The load_pcap_file function concludes by applying structure templates wherever possible throughout the database. We must apply structure templates after creating the segment; otherwise the act of creating the segment will remove all applied structure templates, negating all of our hard work. The third and final portion of the function is shown here:
//...continuation of load_pcap_file
//apply headers structs for each packet in the database
for (uint32 ea = s->startEA; ea < pos;) {
uint32 pcap = ea; //start of packet
//apply pcap packet header struct
doStruct(pcap, sizeof(pcap_pkthdr), pkthdr_struct);
uint32 eth = pcap + sizeof(pcap_pkthdr);
//apply Ethernet header struct
doStruct(eth, sizeof(ether_header), ether_struct);
//Test Ethernet type field
uint16 etype = get_word(eth + 12);
etype = (etype >> 8) | (etype << 8); //htons
if (etype == ETHER_TYPE_IP) {
uint32 ip = eth + sizeof(ether_header);
//Apply IP header struct
doStruct(ip, sizeof(iphdr), ip_struct);
//Test IP protocol
uint8 proto = get_byte(ip + 9);
//compute IP header length
uint32 iphl = (get_byte(ip) & 0xF) * 4;
if (proto == IP_PROTO_TCP) {
doStruct(ip + iphl, sizeof(tcphdr), tcp_struct);
}
else if (proto == IP_PROTO_UDP) {
doStruct(ip + iphl, sizeof(udphdr), udp_struct);
}
}
//point to start of next pcak_pkthdr
ea += get_long(pcap + 8) + sizeof(pcap_pkthdr);
}
}The preceding code simply steps through the database, one packet at a time, and examines a few fields within each packet header in order to determine both the type of structure to be applied and the location of the start of that structure. The following output represents the first few lines of a pcap file that has been loaded into a database using the pcap loader:
.file_header:0000 _file_header segment byte public 'DATA' use16
.file_header:0000 assume cs:_file_header
.file_header:0000 pcap_file_header <0A1B2C3D4h, 2, 4, 0, 0, 0FFFFh, 1>
.file_header:0000 _file_header ends
.file_header:0000
.packets:00000018 ; =========================================================
.packets:00000018
.packets:00000018 ; Segment type: Pure data
.packets:00000018 _packets segment byte public 'DATA' use32
.packets:00000018 assume cs:_packets
.packets:00000018 ;org 18h
.packets:00000018 pcap_pkthdr <<47DF275Fh, 1218Ah>, 19Ch, 19Ch>
.packets:00000028 db 0, 18h, 0E7h, 1, 32h, 0F5h; ether_dhost
.packets:00000028 db 0, 50h, 0BAh, 0B8h, 8Bh, 0BDh; ether_shost
.packets:00000028 dw 8 ; ether_type
.packets:00000036 iphdr <45h, 0, 8E01h, 0EE4h, 40h, 80h, 6, 9E93h,
200A8C0h, 6A00A8C0h>
.packets:0000004A tcphdr <901Fh, 2505h, 0C201E522h, 6CE04CCBh, 50h,
18h, 0E01Ah, 3D83h, 0>
.packets:0000005E db 48h ; H
.packets:0000005F db 54h ; T
.packets:00000060 db 54h ; T
.packets:00000061 db 50h ; P
.packets:00000062 db 2Fh ; /
.packets:00000063 db 31h ; 1
.packets:00000064 db 2Eh ; .
.packets:00000065 db 30h ; 0Applying structure templates in this manner, we can expand and collapse any header to show or hide its individual member fields. As displayed, it is fairly easy to observe that the byte at address 0000005E is the first byte of an HTTP response packet.

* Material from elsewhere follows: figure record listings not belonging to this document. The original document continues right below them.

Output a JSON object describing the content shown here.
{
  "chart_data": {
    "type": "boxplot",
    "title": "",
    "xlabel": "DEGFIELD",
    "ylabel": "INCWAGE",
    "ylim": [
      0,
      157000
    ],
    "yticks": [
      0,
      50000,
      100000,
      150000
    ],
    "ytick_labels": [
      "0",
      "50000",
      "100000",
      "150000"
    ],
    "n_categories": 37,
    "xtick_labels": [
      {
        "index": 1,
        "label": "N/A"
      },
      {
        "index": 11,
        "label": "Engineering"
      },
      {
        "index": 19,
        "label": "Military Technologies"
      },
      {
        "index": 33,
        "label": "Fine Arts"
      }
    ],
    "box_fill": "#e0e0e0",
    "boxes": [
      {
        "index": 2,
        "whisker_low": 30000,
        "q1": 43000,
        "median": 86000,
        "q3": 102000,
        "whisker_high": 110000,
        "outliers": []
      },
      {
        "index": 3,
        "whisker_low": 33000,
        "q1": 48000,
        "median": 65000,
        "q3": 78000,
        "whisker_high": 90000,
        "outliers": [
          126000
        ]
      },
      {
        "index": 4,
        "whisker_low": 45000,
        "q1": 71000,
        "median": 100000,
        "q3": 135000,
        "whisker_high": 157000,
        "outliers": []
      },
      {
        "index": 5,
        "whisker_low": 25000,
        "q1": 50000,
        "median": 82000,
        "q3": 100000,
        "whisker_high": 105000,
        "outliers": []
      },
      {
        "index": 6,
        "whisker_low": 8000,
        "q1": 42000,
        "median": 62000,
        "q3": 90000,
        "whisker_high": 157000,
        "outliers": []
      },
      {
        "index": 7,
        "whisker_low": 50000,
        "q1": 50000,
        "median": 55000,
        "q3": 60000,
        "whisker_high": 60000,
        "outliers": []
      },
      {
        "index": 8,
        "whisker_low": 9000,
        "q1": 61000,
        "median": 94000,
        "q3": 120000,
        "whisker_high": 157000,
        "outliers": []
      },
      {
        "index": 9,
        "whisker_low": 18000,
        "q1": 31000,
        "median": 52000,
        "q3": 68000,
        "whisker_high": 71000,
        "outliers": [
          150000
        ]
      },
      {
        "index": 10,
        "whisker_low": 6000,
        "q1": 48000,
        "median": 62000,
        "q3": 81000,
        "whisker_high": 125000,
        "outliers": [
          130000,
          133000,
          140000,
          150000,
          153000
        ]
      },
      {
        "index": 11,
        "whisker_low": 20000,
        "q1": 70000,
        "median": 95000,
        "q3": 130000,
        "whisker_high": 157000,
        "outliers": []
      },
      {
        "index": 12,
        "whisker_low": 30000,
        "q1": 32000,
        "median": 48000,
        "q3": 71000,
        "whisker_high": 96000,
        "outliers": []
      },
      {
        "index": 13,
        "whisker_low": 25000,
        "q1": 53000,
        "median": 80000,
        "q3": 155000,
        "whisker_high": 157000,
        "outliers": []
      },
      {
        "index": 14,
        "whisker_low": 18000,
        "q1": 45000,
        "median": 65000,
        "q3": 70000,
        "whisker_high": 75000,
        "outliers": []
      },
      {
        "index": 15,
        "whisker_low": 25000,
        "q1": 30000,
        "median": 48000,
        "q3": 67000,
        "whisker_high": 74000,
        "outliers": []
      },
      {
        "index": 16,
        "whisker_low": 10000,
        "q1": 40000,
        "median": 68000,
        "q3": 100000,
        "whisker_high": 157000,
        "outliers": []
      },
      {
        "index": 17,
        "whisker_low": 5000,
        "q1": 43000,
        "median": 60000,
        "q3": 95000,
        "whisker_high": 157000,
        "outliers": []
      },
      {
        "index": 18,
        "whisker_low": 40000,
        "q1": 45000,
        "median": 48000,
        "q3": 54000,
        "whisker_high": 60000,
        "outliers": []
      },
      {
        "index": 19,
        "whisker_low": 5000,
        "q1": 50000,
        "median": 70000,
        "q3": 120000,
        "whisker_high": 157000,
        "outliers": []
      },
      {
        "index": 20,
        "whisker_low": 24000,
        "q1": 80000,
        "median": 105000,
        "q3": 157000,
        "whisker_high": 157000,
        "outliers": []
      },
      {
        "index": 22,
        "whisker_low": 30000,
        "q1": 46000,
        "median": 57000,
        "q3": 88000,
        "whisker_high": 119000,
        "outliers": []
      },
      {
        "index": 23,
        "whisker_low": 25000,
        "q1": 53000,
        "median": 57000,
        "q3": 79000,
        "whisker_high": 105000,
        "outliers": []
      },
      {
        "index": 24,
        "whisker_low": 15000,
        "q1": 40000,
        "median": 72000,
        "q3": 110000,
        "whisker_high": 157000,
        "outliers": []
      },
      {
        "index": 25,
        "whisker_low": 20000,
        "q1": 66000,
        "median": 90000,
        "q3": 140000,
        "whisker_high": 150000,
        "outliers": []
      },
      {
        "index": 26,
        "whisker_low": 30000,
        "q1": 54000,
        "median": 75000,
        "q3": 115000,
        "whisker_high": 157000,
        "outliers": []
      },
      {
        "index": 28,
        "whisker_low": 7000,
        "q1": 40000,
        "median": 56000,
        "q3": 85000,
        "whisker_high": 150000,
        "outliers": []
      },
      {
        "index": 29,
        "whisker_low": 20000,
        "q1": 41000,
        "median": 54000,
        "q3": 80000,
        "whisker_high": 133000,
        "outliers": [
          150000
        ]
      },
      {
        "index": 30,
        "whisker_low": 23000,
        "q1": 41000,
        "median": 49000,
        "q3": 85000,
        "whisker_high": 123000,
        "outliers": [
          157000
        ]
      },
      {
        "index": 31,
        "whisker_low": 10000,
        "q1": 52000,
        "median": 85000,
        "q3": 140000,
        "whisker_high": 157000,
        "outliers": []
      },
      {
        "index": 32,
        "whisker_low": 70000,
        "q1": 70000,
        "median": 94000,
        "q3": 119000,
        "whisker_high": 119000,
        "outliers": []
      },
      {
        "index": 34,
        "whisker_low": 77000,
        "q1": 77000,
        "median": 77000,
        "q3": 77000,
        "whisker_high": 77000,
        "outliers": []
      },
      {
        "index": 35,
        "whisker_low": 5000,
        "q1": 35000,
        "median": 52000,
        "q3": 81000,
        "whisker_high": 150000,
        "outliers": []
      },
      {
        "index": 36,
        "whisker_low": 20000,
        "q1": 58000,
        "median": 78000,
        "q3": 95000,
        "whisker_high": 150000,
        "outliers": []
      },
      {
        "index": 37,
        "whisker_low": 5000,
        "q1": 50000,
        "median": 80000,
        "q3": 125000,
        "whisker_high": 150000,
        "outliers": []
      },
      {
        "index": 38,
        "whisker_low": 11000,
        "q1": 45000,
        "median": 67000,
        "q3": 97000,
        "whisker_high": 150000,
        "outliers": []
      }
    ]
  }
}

Having a basic loading capability for pcap files lays the groundwork for developing plug-ins that perform more sophisticated tasks, such as TCP stream reassembly and various other forms of data extraction. Additional work could go into formatting various networking-related structures in a more user-friendly manner, such as displaying readable versions of an IP address and hosting byte-ordered displays for other fields within each header. Such improvements are left as challenges to the reader.